Fizikçiler, henüz karanlık madde parçacığını tespit etmediler ancak karanlık maddenin kütle çekimsel etkisinin uzaktaki nesnelerden gelen ışığı kırabileceği biliniyor. Kaliforniya Üniversitesi'nde fizik profesörü olan Chris Fassnacht ve meslektaşları, karanlık maddenin özellikleri hakkında daha fazla bilgi edinmek için kütleçekimsel mercek etkisi adı verilen bu kırılmayı kullanıyorlar.
Karanlık madde için önerilen standart model, soğuk olduğunu öne sürüyor. Bu da parçacıkların ışık hızına kıyasla yavaş hareket ettiği anlamına geliyor. Bu aynı zamanda karanlık madde parçacıklarının kütlesine de bağlı. Bir parçacığın kütlesi düşükse, daha sıcak olur ve daha hızlı hareket eder.

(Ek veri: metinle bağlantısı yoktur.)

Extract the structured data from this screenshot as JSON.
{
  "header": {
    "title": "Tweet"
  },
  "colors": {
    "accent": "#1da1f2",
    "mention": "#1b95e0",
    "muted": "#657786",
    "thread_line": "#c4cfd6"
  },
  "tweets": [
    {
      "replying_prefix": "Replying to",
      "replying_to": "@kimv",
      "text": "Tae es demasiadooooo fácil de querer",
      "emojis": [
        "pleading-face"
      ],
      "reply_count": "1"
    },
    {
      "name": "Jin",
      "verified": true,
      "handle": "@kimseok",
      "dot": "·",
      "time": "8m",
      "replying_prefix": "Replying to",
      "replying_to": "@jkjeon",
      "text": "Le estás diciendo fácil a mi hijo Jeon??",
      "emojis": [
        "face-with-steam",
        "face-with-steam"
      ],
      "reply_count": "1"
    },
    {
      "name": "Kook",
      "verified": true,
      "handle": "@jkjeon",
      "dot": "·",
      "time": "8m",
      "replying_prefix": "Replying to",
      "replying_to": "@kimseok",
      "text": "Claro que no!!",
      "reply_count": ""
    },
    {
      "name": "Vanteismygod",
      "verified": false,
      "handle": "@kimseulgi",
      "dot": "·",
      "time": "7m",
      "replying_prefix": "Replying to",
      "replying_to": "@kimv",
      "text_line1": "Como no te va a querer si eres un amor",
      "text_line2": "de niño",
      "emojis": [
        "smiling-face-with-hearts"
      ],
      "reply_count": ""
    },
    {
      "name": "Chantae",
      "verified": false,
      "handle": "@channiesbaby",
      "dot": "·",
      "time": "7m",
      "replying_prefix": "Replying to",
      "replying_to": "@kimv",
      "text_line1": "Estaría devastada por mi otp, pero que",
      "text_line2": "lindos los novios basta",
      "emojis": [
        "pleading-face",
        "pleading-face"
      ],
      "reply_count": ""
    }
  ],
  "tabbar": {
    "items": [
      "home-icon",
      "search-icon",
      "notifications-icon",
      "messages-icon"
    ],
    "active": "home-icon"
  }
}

Karanlık maddenin sıcaklığını ölçmek için kütle çekiminden faydalanılıyor.
Fassnacht, soğuk karanlık madde modelinin çok büyük ölçeklerde olduğunu söylüyor, ancak galaksi ölçeğinde durum öyle değil. Bu da daha hafif, daha hızlı hareket eden parçacıklara sahip sıcak karanlık madde gibi diğer modelleri ortaya çıkarıyor. Araştırmacılar, sıcaklık ve dolayısıyla karanlık maddenin kütlesini sınırlamak için kütleçekimsel mercek etkisini kullanmayı düşündüler.
Bilim insanları, kütlesi küçük karanlık madde parçacıklarının neden olduğu değişiklikleri araştırmak için, kütleçekimsel mercek gibi davranan 7 adet gök cisminin parlaklığını ölçtüler. Daha sonra ekip, bu sonuçları karanlık madde merceklerinin boyutunu ölçmek için kullandı. Fassnacht'a göre karanlık madde parçacıkları daha hafif, daha sıcak ise ve daha hızlı hareket ediyorsa, belirli bir boyutun altında yapılar oluşturmazlar.

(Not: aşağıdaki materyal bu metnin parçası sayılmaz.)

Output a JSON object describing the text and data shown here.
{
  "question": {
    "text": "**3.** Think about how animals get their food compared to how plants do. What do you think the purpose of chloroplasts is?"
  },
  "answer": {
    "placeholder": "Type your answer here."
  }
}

Araştırmacılar, istatistiksel doğruluğu artırmak için çalışmaya daha fazla mercekli nesne eklemeyi planlıyor. Fassnacht, "Karanlık maddenin ne kadar sıcak olabileceği konusunda iyi bir sınır elde edebilmek için yaklaşık 50 nesneye bakmamız gerekiyor" diyor.